I can fall asleep fully clothed and with a light on easier and faster than the “normal” way, too.

Gin

My parents had to teach me how to go to sleep. Even now (I’m 23) its not my most honed skill.

I do the relaxing every muscle individually, starting with my face and working down, starting over again if I tense up. It focuses my thoughts and sort of pushes me into unconsciousness.

I think my sister has given up on sleeping like a normal human being - when she was little we gave up on “bedtime” and had “in your room and quiet” time. She’s a very active, creative person who doesn’t get (or evidentally need) much sleep.

At some point, the kid is just going to have to figure things out on his own.
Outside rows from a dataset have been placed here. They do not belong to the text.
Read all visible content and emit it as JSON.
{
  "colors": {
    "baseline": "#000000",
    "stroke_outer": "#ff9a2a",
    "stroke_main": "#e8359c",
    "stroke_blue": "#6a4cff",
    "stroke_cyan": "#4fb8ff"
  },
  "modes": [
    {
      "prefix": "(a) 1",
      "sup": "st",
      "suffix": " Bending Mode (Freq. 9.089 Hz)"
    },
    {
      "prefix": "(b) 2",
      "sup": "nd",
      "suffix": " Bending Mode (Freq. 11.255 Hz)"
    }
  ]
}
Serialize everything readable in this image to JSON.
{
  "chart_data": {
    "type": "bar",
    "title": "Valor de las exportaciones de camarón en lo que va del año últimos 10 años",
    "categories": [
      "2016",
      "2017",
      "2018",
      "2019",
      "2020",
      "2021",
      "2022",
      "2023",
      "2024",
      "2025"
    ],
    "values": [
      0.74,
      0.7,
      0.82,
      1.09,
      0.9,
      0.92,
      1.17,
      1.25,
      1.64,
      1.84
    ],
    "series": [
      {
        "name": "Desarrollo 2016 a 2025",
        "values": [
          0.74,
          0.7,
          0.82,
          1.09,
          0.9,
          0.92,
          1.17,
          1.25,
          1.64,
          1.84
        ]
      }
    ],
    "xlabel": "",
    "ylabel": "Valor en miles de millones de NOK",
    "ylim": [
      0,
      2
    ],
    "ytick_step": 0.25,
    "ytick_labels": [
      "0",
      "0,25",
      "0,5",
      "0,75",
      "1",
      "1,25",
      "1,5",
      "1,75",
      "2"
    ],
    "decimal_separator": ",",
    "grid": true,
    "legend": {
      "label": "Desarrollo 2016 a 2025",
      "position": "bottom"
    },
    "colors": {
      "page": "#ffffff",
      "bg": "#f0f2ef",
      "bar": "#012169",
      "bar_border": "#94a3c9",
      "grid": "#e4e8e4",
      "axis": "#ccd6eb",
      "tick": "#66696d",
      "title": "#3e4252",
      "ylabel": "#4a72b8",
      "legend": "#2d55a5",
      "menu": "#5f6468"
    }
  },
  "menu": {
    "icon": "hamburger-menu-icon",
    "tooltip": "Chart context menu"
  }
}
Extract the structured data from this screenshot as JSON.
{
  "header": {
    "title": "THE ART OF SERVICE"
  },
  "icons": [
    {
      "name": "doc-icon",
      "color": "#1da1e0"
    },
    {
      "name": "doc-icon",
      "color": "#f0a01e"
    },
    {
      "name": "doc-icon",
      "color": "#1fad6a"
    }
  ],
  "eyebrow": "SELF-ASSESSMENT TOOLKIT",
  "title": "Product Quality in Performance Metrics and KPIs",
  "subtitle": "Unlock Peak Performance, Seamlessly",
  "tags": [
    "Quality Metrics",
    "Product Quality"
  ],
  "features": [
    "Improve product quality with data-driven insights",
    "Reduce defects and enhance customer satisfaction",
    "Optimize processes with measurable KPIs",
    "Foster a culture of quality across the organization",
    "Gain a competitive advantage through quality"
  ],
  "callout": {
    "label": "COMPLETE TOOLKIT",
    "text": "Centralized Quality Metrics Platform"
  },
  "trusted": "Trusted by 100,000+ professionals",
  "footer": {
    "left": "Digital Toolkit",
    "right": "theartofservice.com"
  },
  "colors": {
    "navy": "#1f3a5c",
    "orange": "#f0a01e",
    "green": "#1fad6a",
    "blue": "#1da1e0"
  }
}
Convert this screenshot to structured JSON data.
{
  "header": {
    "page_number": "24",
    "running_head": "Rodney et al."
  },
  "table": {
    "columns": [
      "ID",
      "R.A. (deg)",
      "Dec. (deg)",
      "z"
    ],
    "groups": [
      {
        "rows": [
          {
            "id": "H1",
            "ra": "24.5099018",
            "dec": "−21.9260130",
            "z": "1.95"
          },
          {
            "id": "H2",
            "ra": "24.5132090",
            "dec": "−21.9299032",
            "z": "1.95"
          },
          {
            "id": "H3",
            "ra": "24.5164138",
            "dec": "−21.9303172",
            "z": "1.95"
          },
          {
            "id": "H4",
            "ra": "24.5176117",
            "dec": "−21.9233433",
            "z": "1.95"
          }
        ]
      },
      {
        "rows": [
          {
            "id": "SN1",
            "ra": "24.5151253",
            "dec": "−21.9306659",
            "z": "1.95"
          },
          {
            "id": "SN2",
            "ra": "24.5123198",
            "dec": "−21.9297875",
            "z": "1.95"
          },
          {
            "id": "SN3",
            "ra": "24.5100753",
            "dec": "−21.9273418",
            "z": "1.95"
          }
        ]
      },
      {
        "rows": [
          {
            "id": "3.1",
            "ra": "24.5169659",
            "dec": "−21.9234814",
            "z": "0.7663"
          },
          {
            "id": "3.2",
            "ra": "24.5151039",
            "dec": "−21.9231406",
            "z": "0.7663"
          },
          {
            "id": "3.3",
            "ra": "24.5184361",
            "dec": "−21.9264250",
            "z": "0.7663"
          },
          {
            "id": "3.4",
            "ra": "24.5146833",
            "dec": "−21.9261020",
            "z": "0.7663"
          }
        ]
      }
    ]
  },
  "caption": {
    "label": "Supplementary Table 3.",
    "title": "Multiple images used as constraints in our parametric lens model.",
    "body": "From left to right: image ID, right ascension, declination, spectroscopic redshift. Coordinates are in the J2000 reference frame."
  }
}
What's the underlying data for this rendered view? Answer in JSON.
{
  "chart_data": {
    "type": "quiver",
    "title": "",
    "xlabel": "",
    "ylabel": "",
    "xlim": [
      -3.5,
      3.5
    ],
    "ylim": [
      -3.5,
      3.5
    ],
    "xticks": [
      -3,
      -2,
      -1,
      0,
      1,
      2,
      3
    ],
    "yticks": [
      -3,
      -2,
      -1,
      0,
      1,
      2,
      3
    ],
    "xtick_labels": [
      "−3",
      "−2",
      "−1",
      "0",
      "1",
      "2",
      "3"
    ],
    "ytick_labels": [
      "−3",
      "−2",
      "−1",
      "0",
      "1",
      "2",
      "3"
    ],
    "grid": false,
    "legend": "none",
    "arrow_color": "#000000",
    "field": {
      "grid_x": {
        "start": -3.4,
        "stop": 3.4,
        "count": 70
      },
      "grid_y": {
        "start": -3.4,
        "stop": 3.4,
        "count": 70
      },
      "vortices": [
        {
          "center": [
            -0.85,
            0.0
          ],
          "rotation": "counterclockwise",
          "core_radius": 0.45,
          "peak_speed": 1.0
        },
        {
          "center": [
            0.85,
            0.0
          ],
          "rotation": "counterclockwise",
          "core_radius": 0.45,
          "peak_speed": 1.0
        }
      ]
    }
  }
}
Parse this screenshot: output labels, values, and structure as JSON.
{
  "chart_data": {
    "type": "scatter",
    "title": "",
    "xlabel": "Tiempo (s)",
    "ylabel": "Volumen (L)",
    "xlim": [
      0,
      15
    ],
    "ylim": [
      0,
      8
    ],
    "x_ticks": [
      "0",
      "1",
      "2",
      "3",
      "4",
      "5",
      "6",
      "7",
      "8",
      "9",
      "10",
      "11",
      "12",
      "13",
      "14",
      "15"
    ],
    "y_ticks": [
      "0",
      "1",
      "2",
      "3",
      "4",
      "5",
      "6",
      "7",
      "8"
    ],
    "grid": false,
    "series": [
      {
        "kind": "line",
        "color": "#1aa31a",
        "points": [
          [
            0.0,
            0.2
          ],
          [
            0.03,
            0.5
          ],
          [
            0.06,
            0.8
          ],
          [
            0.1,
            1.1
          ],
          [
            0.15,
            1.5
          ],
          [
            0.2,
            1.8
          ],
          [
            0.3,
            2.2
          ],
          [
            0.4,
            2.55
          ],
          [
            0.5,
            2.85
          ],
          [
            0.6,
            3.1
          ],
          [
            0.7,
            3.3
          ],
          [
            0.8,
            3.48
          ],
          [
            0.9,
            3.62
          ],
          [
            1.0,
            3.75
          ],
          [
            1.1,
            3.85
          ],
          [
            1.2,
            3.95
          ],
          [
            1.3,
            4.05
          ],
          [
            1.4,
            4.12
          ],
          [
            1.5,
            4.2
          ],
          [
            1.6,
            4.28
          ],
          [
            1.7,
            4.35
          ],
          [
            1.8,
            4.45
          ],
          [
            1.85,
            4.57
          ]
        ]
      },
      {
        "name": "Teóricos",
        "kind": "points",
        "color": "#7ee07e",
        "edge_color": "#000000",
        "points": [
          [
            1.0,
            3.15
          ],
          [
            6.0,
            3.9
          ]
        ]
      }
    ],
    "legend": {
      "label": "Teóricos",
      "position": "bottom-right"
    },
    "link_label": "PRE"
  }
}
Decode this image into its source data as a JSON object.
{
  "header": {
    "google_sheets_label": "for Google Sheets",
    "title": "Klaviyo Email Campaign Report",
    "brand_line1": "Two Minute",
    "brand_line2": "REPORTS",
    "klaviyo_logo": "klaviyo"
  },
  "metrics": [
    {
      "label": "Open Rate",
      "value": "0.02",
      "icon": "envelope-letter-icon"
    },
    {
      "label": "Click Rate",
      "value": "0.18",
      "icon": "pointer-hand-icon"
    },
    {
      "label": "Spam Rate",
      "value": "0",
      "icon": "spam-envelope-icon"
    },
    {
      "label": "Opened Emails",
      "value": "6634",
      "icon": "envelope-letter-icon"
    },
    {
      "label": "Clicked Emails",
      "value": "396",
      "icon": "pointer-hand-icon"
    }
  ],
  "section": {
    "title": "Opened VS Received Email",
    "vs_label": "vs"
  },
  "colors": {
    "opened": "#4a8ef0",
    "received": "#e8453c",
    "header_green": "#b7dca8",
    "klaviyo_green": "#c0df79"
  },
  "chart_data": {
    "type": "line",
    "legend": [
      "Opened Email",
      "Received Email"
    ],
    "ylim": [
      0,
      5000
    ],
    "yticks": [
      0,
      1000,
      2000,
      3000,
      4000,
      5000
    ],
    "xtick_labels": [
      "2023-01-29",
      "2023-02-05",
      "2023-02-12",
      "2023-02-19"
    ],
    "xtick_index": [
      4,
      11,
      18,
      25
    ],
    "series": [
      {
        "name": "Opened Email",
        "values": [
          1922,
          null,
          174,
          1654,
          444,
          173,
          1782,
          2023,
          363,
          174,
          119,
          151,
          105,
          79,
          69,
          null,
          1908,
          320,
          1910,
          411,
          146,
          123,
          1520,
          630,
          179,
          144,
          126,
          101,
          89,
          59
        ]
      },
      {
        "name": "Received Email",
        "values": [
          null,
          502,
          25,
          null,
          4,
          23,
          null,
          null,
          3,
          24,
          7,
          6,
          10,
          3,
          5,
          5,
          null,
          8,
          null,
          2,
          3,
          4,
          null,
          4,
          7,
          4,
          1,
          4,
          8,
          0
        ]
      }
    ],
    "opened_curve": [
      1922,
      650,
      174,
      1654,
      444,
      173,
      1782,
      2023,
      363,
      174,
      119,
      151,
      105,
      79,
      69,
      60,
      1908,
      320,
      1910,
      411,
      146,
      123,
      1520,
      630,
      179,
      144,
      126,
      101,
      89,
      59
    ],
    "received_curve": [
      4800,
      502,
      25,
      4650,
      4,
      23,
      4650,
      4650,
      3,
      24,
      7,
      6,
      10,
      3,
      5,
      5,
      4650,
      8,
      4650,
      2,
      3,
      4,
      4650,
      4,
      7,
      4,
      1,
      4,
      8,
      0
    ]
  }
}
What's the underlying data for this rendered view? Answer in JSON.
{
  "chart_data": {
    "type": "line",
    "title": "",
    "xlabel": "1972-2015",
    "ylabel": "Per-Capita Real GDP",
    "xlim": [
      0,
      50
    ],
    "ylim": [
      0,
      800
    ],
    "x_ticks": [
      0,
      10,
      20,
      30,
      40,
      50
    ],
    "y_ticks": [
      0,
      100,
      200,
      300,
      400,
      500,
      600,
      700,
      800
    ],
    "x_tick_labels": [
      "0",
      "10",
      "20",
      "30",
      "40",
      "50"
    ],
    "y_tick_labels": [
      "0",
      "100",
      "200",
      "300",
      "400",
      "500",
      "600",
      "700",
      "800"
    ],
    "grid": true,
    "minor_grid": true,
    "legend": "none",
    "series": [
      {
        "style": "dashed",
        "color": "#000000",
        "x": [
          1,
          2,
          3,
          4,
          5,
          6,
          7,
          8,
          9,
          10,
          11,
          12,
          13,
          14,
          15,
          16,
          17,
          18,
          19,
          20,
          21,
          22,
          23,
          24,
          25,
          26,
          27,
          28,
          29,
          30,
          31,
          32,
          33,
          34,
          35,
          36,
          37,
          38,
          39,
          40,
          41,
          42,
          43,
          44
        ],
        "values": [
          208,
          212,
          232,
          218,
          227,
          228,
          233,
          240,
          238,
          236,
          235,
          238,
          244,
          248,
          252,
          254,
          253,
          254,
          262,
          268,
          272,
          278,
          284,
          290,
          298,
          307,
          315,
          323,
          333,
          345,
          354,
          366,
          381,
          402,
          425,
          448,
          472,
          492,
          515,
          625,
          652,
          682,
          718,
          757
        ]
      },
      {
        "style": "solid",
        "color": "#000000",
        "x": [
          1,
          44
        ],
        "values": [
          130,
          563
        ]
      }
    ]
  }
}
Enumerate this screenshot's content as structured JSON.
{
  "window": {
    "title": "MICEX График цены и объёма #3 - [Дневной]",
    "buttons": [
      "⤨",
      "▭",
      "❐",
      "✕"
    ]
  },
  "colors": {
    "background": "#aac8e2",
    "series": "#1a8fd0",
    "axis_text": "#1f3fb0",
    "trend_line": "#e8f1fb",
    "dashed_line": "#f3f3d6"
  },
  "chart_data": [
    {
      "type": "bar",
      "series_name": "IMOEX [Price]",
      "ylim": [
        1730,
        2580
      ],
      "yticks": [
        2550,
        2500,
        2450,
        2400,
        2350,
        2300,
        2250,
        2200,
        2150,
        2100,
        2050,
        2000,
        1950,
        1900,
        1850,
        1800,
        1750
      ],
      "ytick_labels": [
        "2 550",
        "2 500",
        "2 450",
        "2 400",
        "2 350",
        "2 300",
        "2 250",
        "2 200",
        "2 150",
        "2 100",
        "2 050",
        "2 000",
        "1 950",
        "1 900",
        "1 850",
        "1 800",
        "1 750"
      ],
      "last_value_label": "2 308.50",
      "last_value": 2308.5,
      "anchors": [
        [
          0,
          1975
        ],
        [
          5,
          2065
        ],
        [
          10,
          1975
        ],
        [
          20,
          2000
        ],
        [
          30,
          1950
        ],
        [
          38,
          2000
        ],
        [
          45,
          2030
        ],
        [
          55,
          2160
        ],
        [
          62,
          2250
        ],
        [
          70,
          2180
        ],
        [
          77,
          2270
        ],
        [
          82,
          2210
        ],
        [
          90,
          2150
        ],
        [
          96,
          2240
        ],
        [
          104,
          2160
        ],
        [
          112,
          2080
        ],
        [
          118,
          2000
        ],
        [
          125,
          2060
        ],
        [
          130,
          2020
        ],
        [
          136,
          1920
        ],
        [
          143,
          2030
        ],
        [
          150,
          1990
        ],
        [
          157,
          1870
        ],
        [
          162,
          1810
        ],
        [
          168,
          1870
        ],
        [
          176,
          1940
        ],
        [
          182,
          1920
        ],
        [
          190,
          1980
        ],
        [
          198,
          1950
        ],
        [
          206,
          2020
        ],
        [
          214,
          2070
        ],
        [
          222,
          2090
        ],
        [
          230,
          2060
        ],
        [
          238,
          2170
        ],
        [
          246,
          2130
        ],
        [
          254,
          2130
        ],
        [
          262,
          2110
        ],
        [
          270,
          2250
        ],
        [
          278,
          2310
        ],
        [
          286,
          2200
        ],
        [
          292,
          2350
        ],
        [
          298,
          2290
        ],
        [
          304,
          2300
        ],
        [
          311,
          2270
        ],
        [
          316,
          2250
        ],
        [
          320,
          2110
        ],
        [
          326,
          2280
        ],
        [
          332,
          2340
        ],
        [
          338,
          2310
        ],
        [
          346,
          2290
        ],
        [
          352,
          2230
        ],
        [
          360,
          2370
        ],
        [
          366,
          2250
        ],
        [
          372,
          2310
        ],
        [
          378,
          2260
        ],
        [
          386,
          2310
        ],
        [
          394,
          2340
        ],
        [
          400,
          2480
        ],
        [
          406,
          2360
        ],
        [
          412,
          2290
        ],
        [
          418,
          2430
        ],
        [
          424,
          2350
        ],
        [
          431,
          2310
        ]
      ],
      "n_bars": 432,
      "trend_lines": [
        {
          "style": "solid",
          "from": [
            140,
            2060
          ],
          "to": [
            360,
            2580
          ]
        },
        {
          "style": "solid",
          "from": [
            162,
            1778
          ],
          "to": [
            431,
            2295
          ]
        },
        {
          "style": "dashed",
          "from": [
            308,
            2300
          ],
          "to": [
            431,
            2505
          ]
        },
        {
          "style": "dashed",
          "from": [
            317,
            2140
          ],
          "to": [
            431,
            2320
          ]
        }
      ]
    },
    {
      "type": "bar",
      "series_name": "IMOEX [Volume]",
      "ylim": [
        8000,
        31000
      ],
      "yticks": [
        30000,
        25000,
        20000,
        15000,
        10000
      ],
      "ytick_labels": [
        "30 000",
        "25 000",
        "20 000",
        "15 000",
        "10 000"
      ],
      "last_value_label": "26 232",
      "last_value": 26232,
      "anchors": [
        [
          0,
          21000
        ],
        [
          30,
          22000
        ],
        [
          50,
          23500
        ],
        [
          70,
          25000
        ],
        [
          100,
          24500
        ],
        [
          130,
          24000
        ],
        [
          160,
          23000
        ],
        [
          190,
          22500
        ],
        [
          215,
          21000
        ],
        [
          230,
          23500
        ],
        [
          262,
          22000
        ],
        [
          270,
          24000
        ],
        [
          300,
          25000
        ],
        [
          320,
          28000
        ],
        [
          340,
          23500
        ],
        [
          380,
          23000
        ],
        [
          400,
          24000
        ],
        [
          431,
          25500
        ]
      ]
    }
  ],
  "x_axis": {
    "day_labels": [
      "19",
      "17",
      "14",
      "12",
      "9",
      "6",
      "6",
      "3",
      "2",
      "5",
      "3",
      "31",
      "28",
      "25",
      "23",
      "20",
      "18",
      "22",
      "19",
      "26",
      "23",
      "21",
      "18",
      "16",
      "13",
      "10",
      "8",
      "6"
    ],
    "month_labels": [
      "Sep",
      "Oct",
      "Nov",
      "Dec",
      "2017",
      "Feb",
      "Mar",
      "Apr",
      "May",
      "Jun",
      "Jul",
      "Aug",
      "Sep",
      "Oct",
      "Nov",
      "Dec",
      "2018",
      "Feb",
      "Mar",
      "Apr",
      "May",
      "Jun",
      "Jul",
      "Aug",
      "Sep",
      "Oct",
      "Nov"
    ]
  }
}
Teach him some basic meditation techniques, make sure he’s not laying in bed worrying himself to death, and keep the consistant schedule. Beyond that, he may just take extra time to wind down (I do) or not need asmuch sleep as you.

With my son, I tried an electric blanket, and it worked really well. I turned it on before bedtime so the bed would be warm when he got in. He really liked it.

It seems to me that falling asleep isn’t really the problem–it’s being still enough to allow himself to fall asleep. If that’s really the problem (him being still), then perhaps a game would help. During the day, develop a “freeze” game, where you both must suddenly freeze in motion. Start out for short periods of time (five seconds), then gradually build it up to 20 or 30 seconds. Whoever moves loses, and whoever can freeze for the required time wins. When he has the rules down, gradually move the game towards bedtime. If you’ve built up a 30 second “freeze” during the afternoon, in the middle of chores or whatever, then a 30 second “freeze” at night should be fairly easy. I’d recommend this over a period of time (say a couple of weeks maybe), depending on how long it takes him to catch on and it to become a challenge. It’ll probably help a lot if Mom loses a bit. :slight_smile:

With all my kids (who, I must admit, do not have Asperger’s), we played a similar game, “The Quiet Game”. We developed it in the car (when everyone was getting antsy and I could see a fight coming on, for example). The first one to talk, lost. The one who held out the longest won. It worked when the HallGirls shared a room (at about ages 2-8 years).